Аркадий ничего не отвечал Базарову, и каждый из них лег спать с особенными мыслями в голове.
И Анна Сергеевна в тот вечер думала о своих гостях. Базаров ей понравился – отсутствием кокетства и самою резкостью суждений. Она видела в нем что-то новое, с чем ей не случалось встретиться, а она была любопытна.
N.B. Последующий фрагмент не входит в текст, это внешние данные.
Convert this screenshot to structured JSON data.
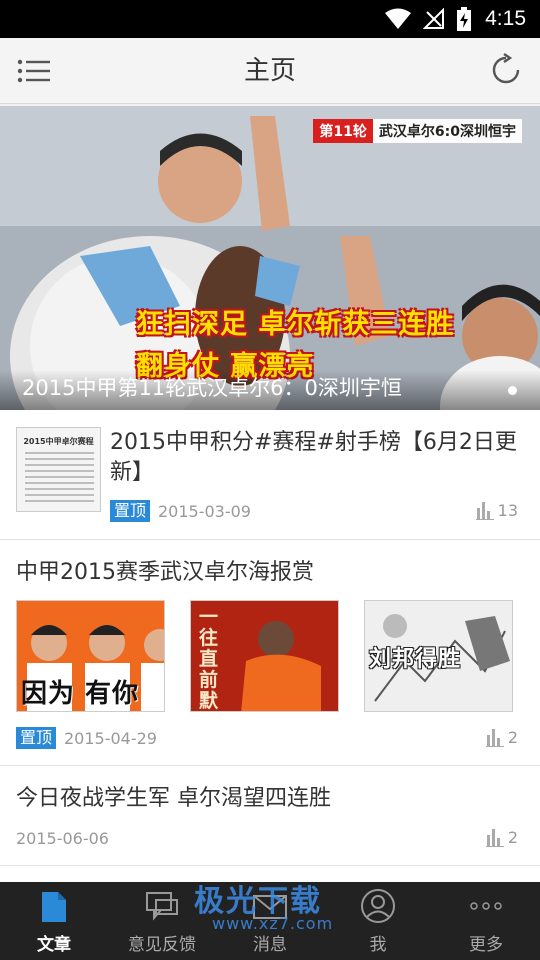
{
  "status_bar": {
    "time": "4:15"
  },
  "app_bar": {
    "title": "主页",
    "menu_icon": "list-menu-icon",
    "refresh_icon": "refresh-icon"
  },
  "banner": {
    "tag_round": "第11轮",
    "tag_text": "武汉卓尔6:0深圳恒宇",
    "headline_1": "狂扫深足 卓尔斩获三连胜",
    "headline_2": "翻身仗 赢漂亮",
    "caption": "2015中甲第11轮武汉卓尔6：0深圳宇恒"
  },
  "feed": {
    "items": [
      {
        "title": "2015中甲积分#赛程#射手榜【6月2日更新】",
        "thumb_text": "2015中甲卓尔赛程",
        "pin": "置顶",
        "date": "2015-03-09",
        "count": "13"
      },
      {
        "title": "中甲2015赛季武汉卓尔海报赏",
        "thumbs": [
          "因为 有你",
          "一往直前 默",
          "刘邦得胜"
        ],
        "pin": "置顶",
        "date": "2015-04-29",
        "count": "2"
      },
      {
        "title": "今日夜战学生军 卓尔渴望四连胜",
        "date": "2015-06-06",
        "count": "2"
      }
    ]
  },
  "tabs": [
    {
      "label": "文章",
      "icon": "article-icon",
      "active": true
    },
    {
      "label": "意见反馈",
      "icon": "feedback-icon",
      "active": false
    },
    {
      "label": "消息",
      "icon": "message-icon",
      "active": false
    },
    {
      "label": "我",
      "icon": "profile-icon",
      "active": false
    },
    {
      "label": "更多",
      "icon": "more-icon",
      "active": false
    }
  ],
  "watermark": {
    "line1": "极光下载",
    "line2": "www.xz7.com"
  },
  "colors": {
    "accent": "#2b8ad8",
    "tab_bar": "#222222",
    "status_bar": "#000000"
  }
}
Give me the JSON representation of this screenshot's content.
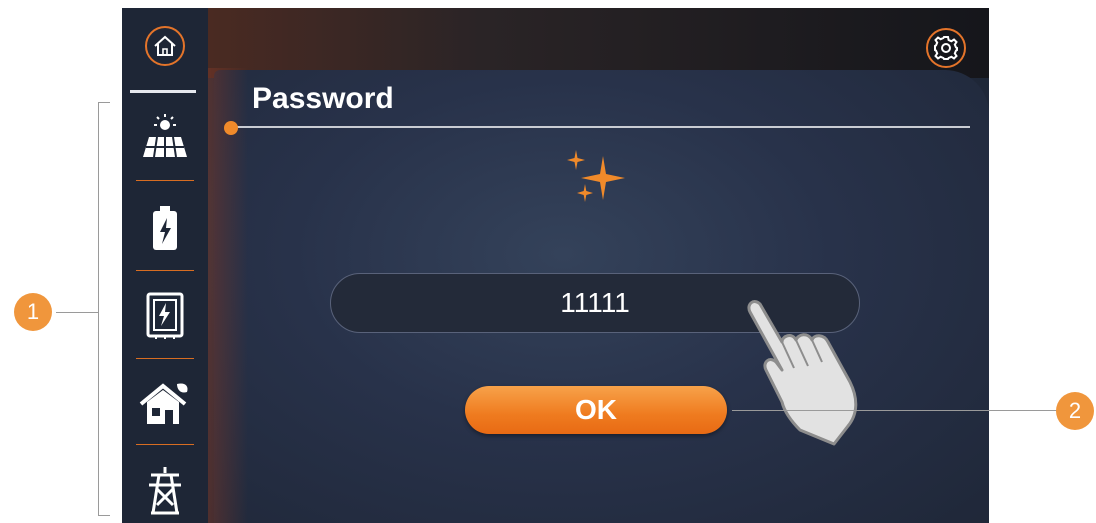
{
  "screen": {
    "title": "Password",
    "password_value": "11111",
    "ok_label": "OK"
  },
  "sidebar": {
    "items": [
      {
        "icon": "home-icon"
      },
      {
        "icon": "solar-panel-icon"
      },
      {
        "icon": "battery-icon"
      },
      {
        "icon": "inverter-icon"
      },
      {
        "icon": "house-load-icon"
      },
      {
        "icon": "grid-tower-icon"
      }
    ]
  },
  "header": {
    "settings_icon": "gear-icon"
  },
  "callouts": [
    "1",
    "2"
  ],
  "colors": {
    "accent": "#f08a2a",
    "sidebar_bg": "#1e2636",
    "screen_bg": "#28324a"
  }
}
Анна Сергеевна была довольно странное существо. Не имея никаких предрассудков, не имея даже никаких сильных верований, она ни перед чем не уступала и никуда не шла. Она многое ясно видела, многое ее занимало, и ничто не удовлетворяло ее вполне; да она едва ли и желала полного удовлетворения. Ее ум был пытлив и равнодушен в одно и то же время: ее сомнения не утихали никогда до забывчивости и никогда не дорастали до тревоги. Не будь она богата и независима, она, быть может, бросилась бы в битву, узнала бы страсть… Но ей жилось легко, хотя она и скучала подчас, и она продолжала провожать день за днем, не спеша и лишь изредка волнуясь. Радужные краски загорались иногда и у ней перед глазами, но она отдыхала, когда они угасали, и не жалела о них. Воображение ее уносилось даже за пределы того, что по законам обыкновенной морали считается дозволенным; но и тогда кровь ее по-прежнему тихо катилась в ее обаятельно-стройном и спокойном теле. Бывало, выйдя из благовонной ванны, вся теплая и разнеженная, она замечтается о ничтожности жизни, об ее горе, труде и зле… Душа ее наполнится внезапною смелостию, закипит благородным стремлением; но сквозной ветер подует из полузакрытого окна, и Анна Сергеевна вся сожмется, и жалуется, и почти сердится, и только одно ей и нужно в это мгновение: чтобы не дул на нее этот гадкий ветер.
Как все женщины, которым не удалось полюбить, она хотела чего-то, сама не зная, чего именно. Собственно, ей ничего не хотелось, хотя ей казалось, что ей хотелось всего. Покойного Одинцова она едва выносила (она вышла за него по расчету, хотя она, вероятно, не согласилась бы сделаться его женой, если б она не считала его за доброго человека) и получила тайное отвращение ко всем мужчинам, которых представляла себе не иначе как неопрятными, тяжелыми и вялыми, бессильно докучливыми существами. Раз она где-то за границей встретила молодого красивого шведа с рыцарским выражением лица, с честными голубыми глазами под открытым лбом; он произвел на нее сильное впечатление, но это не помешало ей вернуться в Россию.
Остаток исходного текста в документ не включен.